Google’s mobile operating system Android has been released in September 2008, and, even though we have never knew exactly how much money it’s producing, we’ve always figured that Android is one of the most important sources of revenue for Larry Page and Sergey Brin’s technology giant. Of course, Android (or anything else, for the matter) is no match in terms of money making to the mother of all cash cows – Google’s search business. Still, having the world’s top mobile OS should bring in some decent amount of greenbacks, right?

Some recently released figures might suggest a whole different scenario. According to UK’s broadsheet The Guardian, the entire income that Android has generated for Google in three years and a half could be  “just” $550 million.

All right, some of you might say that’s still a big pile of money. Well, it actually isn’t, if we take into consideration the fact that about 200 million Android devices have been activated by the end of 2011. That means that, on average, each Android-based gadget has only brought Google a little over two bucks, which is, to be honest, disappointing, to say the least.

Before jumping to other conclusions, though, including what some of you might be thinking right now (that Google made a big mistake with Android and should cut the project short sooner rather than later), we should talk a bit about the source of these figures. Why is that? Because it might be an indication that the number is far off from a real, official, and credible source.

As some of you might know, Oracle has recently filed a patent and copyright infringement trial against Google. The trial, scheduled to start last October, will, in fact, see a first court hearing on April 16, 2012 at the US District Court for the Northern District of California.

Oracle’s allegations initially referred to five Java-related patents that were supposedly infringed by Google, but, according to some sources, three patents will be dismissed by the Court or withdrawn by Oracle’s legal team.

The two withstanding accusations have, however, at least some chances to harm Google, whose legal department has decided to offer Oracle a settlement offer. The offer is based on Google’s total revenues generated by Android devices, which The Guardian estimated (based on the settlement offered by Google) at $550 million.


However, as revenue figures from such a long period can be easily manipulated, concealed, or modified, it’s pretty hard to believe that the guys at Google are just going to let everybody know about their real earnings, and give Oracle a shot at leaving the table with a big pile of money.

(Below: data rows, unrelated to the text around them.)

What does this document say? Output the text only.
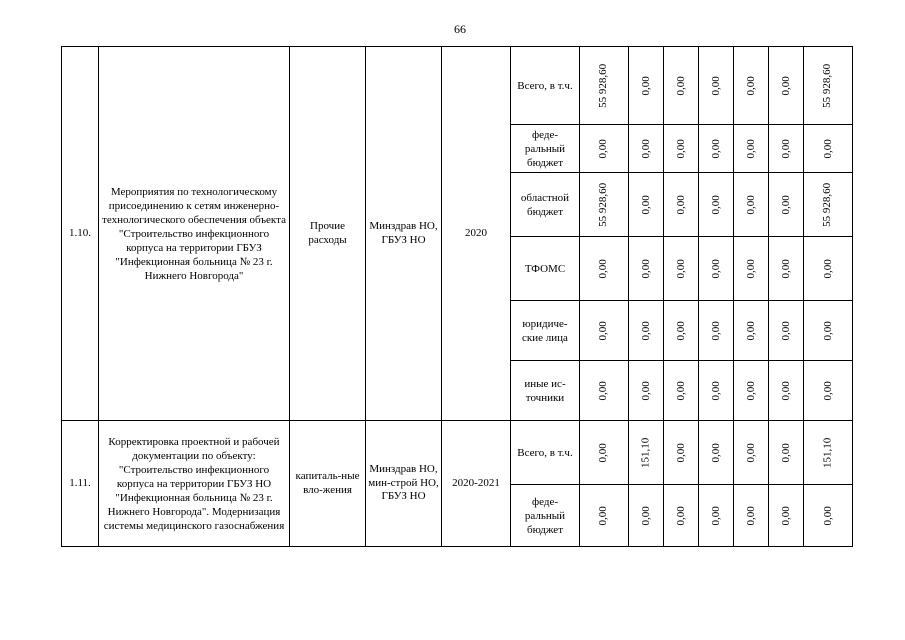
66
1.10.	Мероприятия по технологическому присоединению к сетям инженерно-технологического обеспечения объекта "Строительство инфекционного корпуса на территории ГБУЗ "Инфекционная больница № 23 г. Нижнего Новгорода"	Прочие расходы	Минздрав НО, ГБУЗ НО	2020	Всего, в т.ч.	55 928,60	0,00	0,00	0,00	0,00	0,00	55 928,60
					феде-ральный бюджет	0,00	0,00	0,00	0,00	0,00	0,00	0,00
					областной бюджет	55 928,60	0,00	0,00	0,00	0,00	0,00	55 928,60
					ТФОМС	0,00	0,00	0,00	0,00	0,00	0,00	0,00
					юридиче-ские лица	0,00	0,00	0,00	0,00	0,00	0,00	0,00
					иные ис-точники	0,00	0,00	0,00	0,00	0,00	0,00	0,00
1.11.	Корректировка проектной и рабочей документации по объекту: "Строительство инфекционного корпуса на территории ГБУЗ НО "Инфекционная больница № 23 г. Нижнего Новгорода". Модернизация системы медицинского газоснабжения	капиталь-ные вло-жения	Минздрав НО, мин-строй НО, ГБУЗ НО	2020-2021	Всего, в т.ч.	0,00	151,10	0,00	0,00	0,00	0,00	151,10
					феде-ральный бюджет	0,00	0,00	0,00	0,00	0,00	0,00	0,00
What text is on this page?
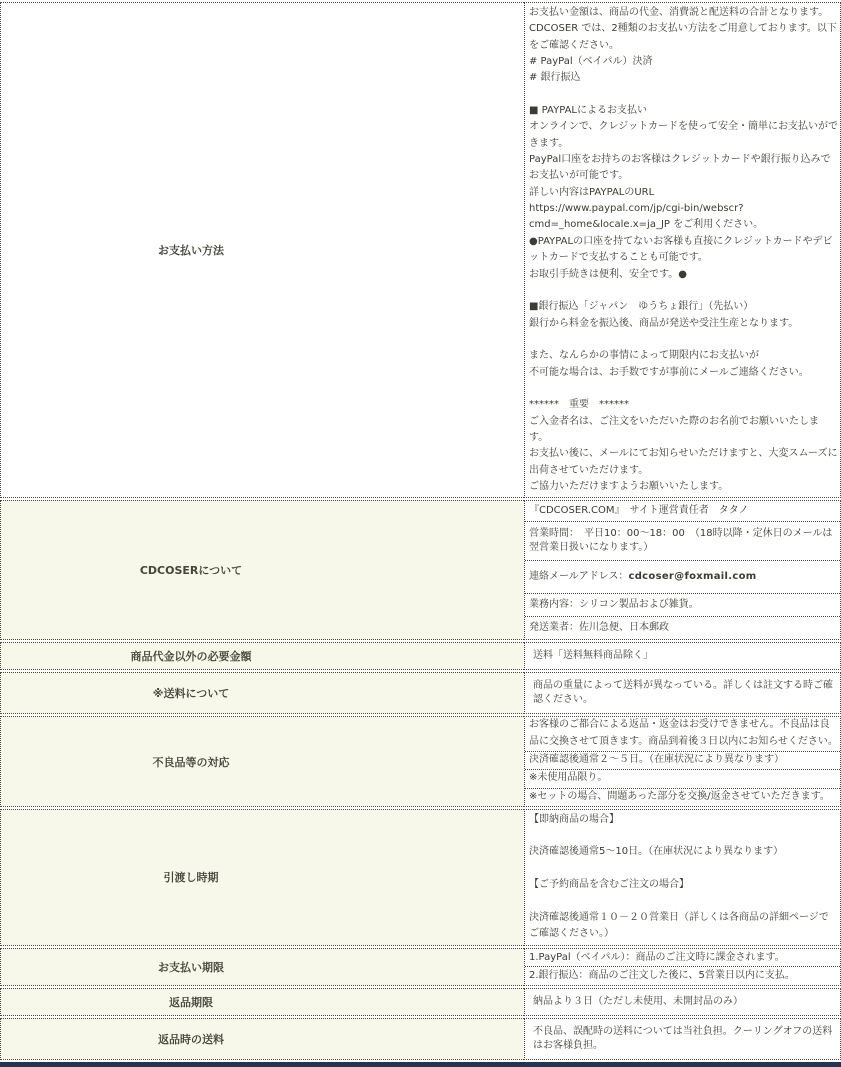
お支払い方法	
お支払い金額は、商品の代金、消費説と配送料の合計となります。
CDCOSER では、2種類のお支払い方法をご用意しております。以下をご確認ください。
# PayPal（ベイパル）決済
# 銀行振込
■ PAYPALによるお支払い
オンラインで、クレジットカードを使って安全・簡単にお支払いができます。
PayPal口座をお持ちのお客様はクレジットカードや銀行振り込みでお支払いが可能です。
詳しい内容はPAYPALのURL
https://www.paypal.com/jp/cgi-bin/webscr?cmd=_home&locale.x=ja_JP をご利用ください。
●PAYPALの口座を持てないお客様も直接にクレジットカードやデビットカードで支払することも可能です。
お取引手続きは便利、安全です。●
■銀行振込「ジャパン　ゆうちょ銀行」（先払い）
銀行から料金を振込後、商品が発送や受注生産となります。
また、なんらかの事情によって期限内にお支払いが
不可能な場合は、お手数ですが事前にメールご連絡ください。
******　重要　******
ご入金者名は、ご注文をいただいた際のお名前でお願いいたします。
お支払い後に、メールにてお知らせいただけますと、大変スムーズに出荷させていただけます。
ご協力いただけますようお願いいたします。

CDCOSERについて	『CDCOSER.COM』　サイト運営責任者　タタノ
営業時間：　平日10：00～18：00　（18時以降・定休日のメールは翌営業日扱いになります。）
連絡メールアドレス：cdcoser@foxmail.com
業務内容：シリコン製品および雑貨。
発送業者：佐川急便、日本郵政

商品代金以外の必要金額	送料「送料無料商品除く」

※送料について	商品の重量によって送料が異なっている。詳しくは註文する時ご確認ください。

不良品等の対応	お客様のご都合による返品・返金はお受けできません。不良品は良品に交換させて頂きます。商品到着後３日以内にお知らせください。
決済確認後通常２～５日。（在庫状況により異なります）
※未使用品限り。
※セットの場合、問題あった部分を交換/返金させていただきます。

引渡し時期	【即納商品の場合】
決済確認後通常5～10日。（在庫状況により異なります）
【ご予約商品を含むご注文の場合】
決済確認後通常１０－２０営業日（詳しくは各商品の詳細ページでご確認ください。）

お支払い期限	1.PayPal（ベイパル）：商品のご注文時に課金されます。
2.銀行振込：商品のご注文した後に、5営業日以内に支払。

返品期限	納品より３日（ただし未使用、未開封品のみ）

返品時の送料	不良品、誤配時の送料については当社負担。クーリングオフの送料はお客様負担。
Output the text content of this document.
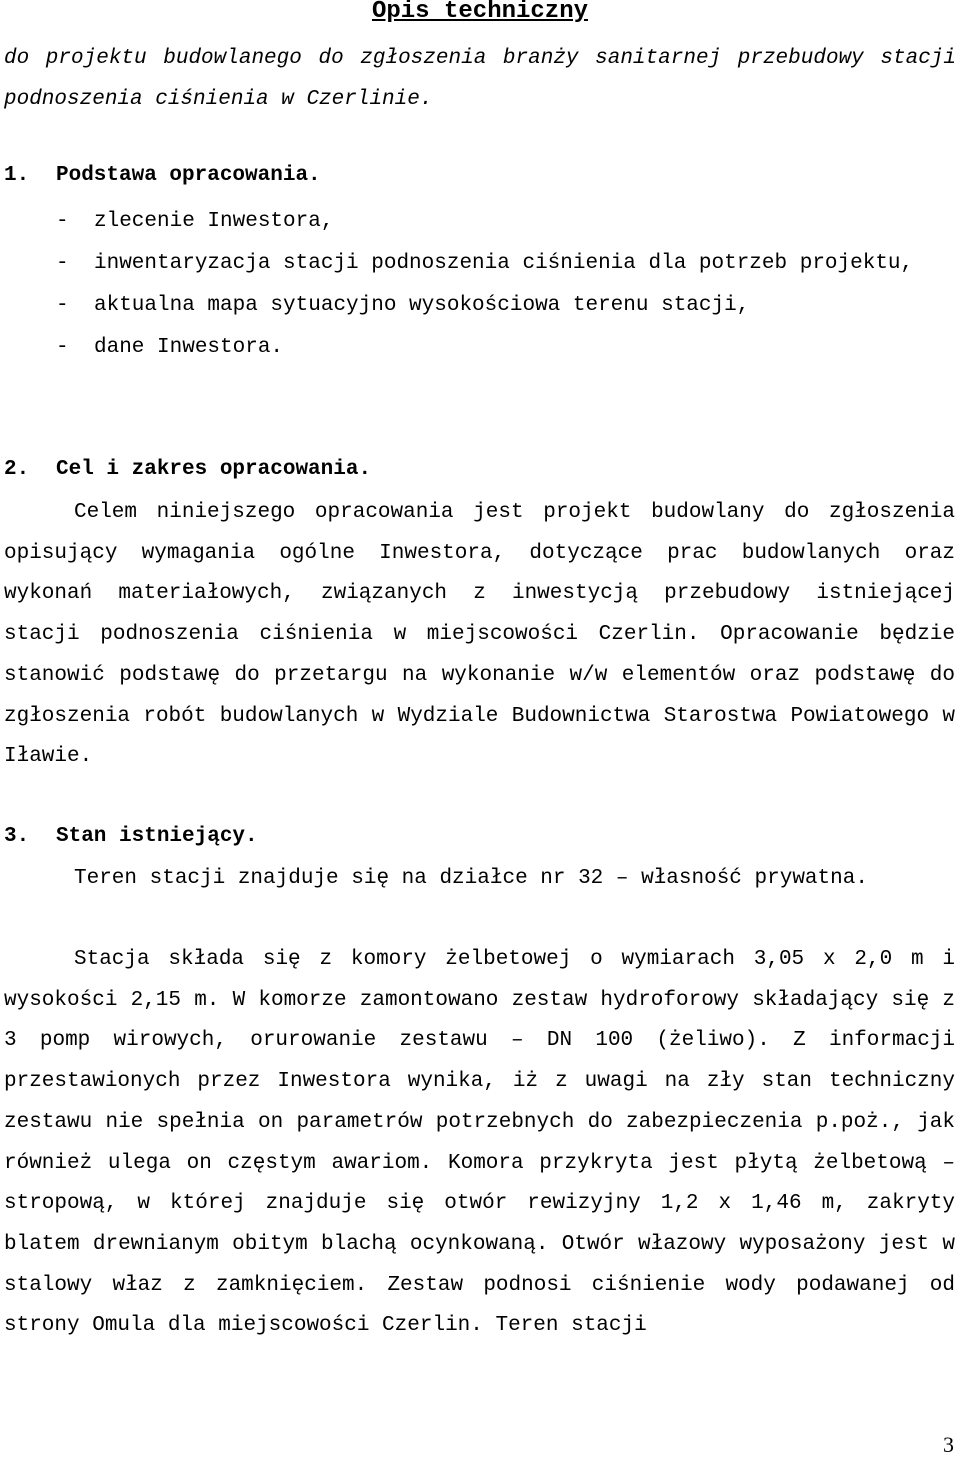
Opis techniczny
do projektu budowlanego do zgłoszenia branży sanitarnej przebudowy stacji podnoszenia ciśnienia w Czerlinie.
1. Podstawa opracowania.
- zlecenie Inwestora,
- inwentaryzacja stacji podnoszenia ciśnienia dla potrzeb projektu,
- aktualna mapa sytuacyjno wysokościowa terenu stacji,
- dane Inwestora.
2. Cel i zakres opracowania.

Celem niniejszego opracowania jest projekt budowlany do zgłoszenia opisujący wymagania ogólne Inwestora, dotyczące prac budowlanych oraz wykonań materiałowych, związanych z inwestycją przebudowy istniejącej stacji podnoszenia ciśnienia w miejscowości Czerlin. Opracowanie będzie stanowić podstawę do przetargu na wykonanie w/w elementów oraz podstawę do zgłoszenia robót budowlanych w Wydziale Budownictwa Starostwa Powiatowego w Iławie.

3. Stan istniejący.

Teren stacji znajduje się na działce nr 32 – własność prywatna.

Stacja składa się z komory żelbetowej o wymiarach 3,05 x 2,0 m i wysokości 2,15 m. W komorze zamontowano zestaw hydroforowy składający się z 3 pomp wirowych, orurowanie zestawu – DN 100 (żeliwo). Z informacji przestawionych przez Inwestora wynika, iż z uwagi na zły stan techniczny zestawu nie spełnia on parametrów potrzebnych do zabezpieczenia p.poż., jak również ulega on częstym awariom. Komora przykryta jest płytą żelbetową – stropową, w której znajduje się otwór rewizyjny 1,2 x 1,46 m, zakryty blatem drewnianym obitym blachą ocynkowaną. Otwór włazowy wyposażony jest w stalowy właz z zamknięciem. Zestaw podnosi ciśnienie wody podawanej od strony Omula dla miejscowości Czerlin. Teren stacji

3
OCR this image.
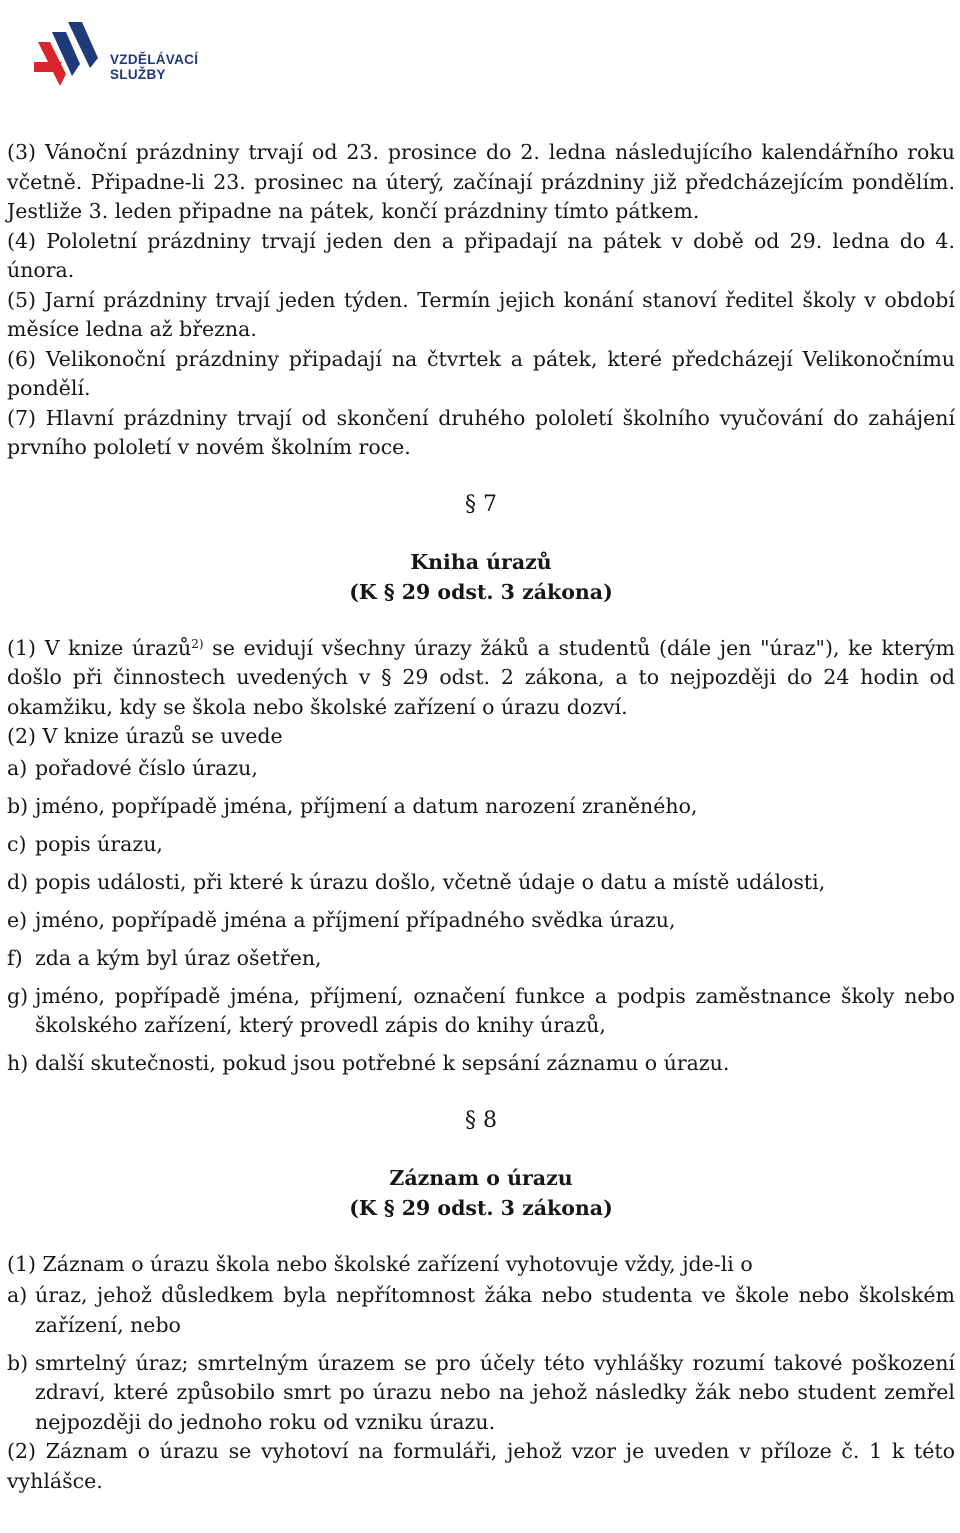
VZDĚLÁVACÍ
SLUŽBY

(3) Vánoční prázdniny trvají od 23. prosince do 2. ledna následujícího kalendářního roku včetně. Připadne-li 23. prosinec na úterý, začínají prázdniny již předcházejícím pondělím. Jestliže 3. leden připadne na pátek, končí prázdniny tímto pátkem.

(4) Pololetní prázdniny trvají jeden den a připadají na pátek v době od 29. ledna do 4. února.

(5) Jarní prázdniny trvají jeden týden. Termín jejich konání stanoví ředitel školy v období měsíce ledna až března.

(6) Velikonoční prázdniny připadají na čtvrtek a pátek, které předcházejí Velikonočnímu pondělí.

(7) Hlavní prázdniny trvají od skončení druhého pololetí školního vyučování do zahájení prvního pololetí v novém školním roce.

§ 7
Kniha úrazů
(K § 29 odst. 3 zákona)

(1) V knize úrazů$^{2)}$ se evidují všechny úrazy žáků a studentů (dále jen "úraz"), ke kterým došlo při činnostech uvedených v § 29 odst. 2 zákona, a to nejpozději do 24 hodin od okamžiku, kdy se škola nebo školské zařízení o úrazu dozví.

(2) V knize úrazů se uvede

a) pořadové číslo úrazu,
b) jméno, popřípadě jména, příjmení a datum narození zraněného,
c) popis úrazu,
d) popis události, při které k úrazu došlo, včetně údaje o datu a místě události,
e) jméno, popřípadě jména a příjmení případného svědka úrazu,
f) zda a kým byl úraz ošetřen,
g) jméno, popřípadě jména, příjmení, označení funkce a podpis zaměstnance školy nebo školského zařízení, který provedl zápis do knihy úrazů,
h) další skutečnosti, pokud jsou potřebné k sepsání záznamu o úrazu.
§ 8
Záznam o úrazu
(K § 29 odst. 3 zákona)

(1) Záznam o úrazu škola nebo školské zařízení vyhotovuje vždy, jde-li o

a) úraz, jehož důsledkem byla nepřítomnost žáka nebo studenta ve škole nebo školském zařízení, nebo
b) smrtelný úraz; smrtelným úrazem se pro účely této vyhlášky rozumí takové poškození zdraví, které způsobilo smrt po úrazu nebo na jehož následky žák nebo student zemřel nejpozději do jednoho roku od vzniku úrazu.

(2) Záznam o úrazu se vyhotoví na formuláři, jehož vzor je uveden v příloze č. 1 k této vyhlášce.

It’s far more comfortable to play the role of a victim, to minimize the accrued earnings, and to cheat Oracle of what they could get out of the trials, isn’t it? Well, it’s practically impossible to know for sure if Google is playing it fair or not about this settlement offer, so for the time being we can only speculate.

On the other hand, I think that one thing is clear, nevertheless. If Oracle really has a strong case against Google and they think for just one second that those revenues are phony, we will be seeing a very interesting and potentially bitter legal battle over the next year. Or, at least, taken to the point where Google changes its initial statement and declares other figures as “official” earnings.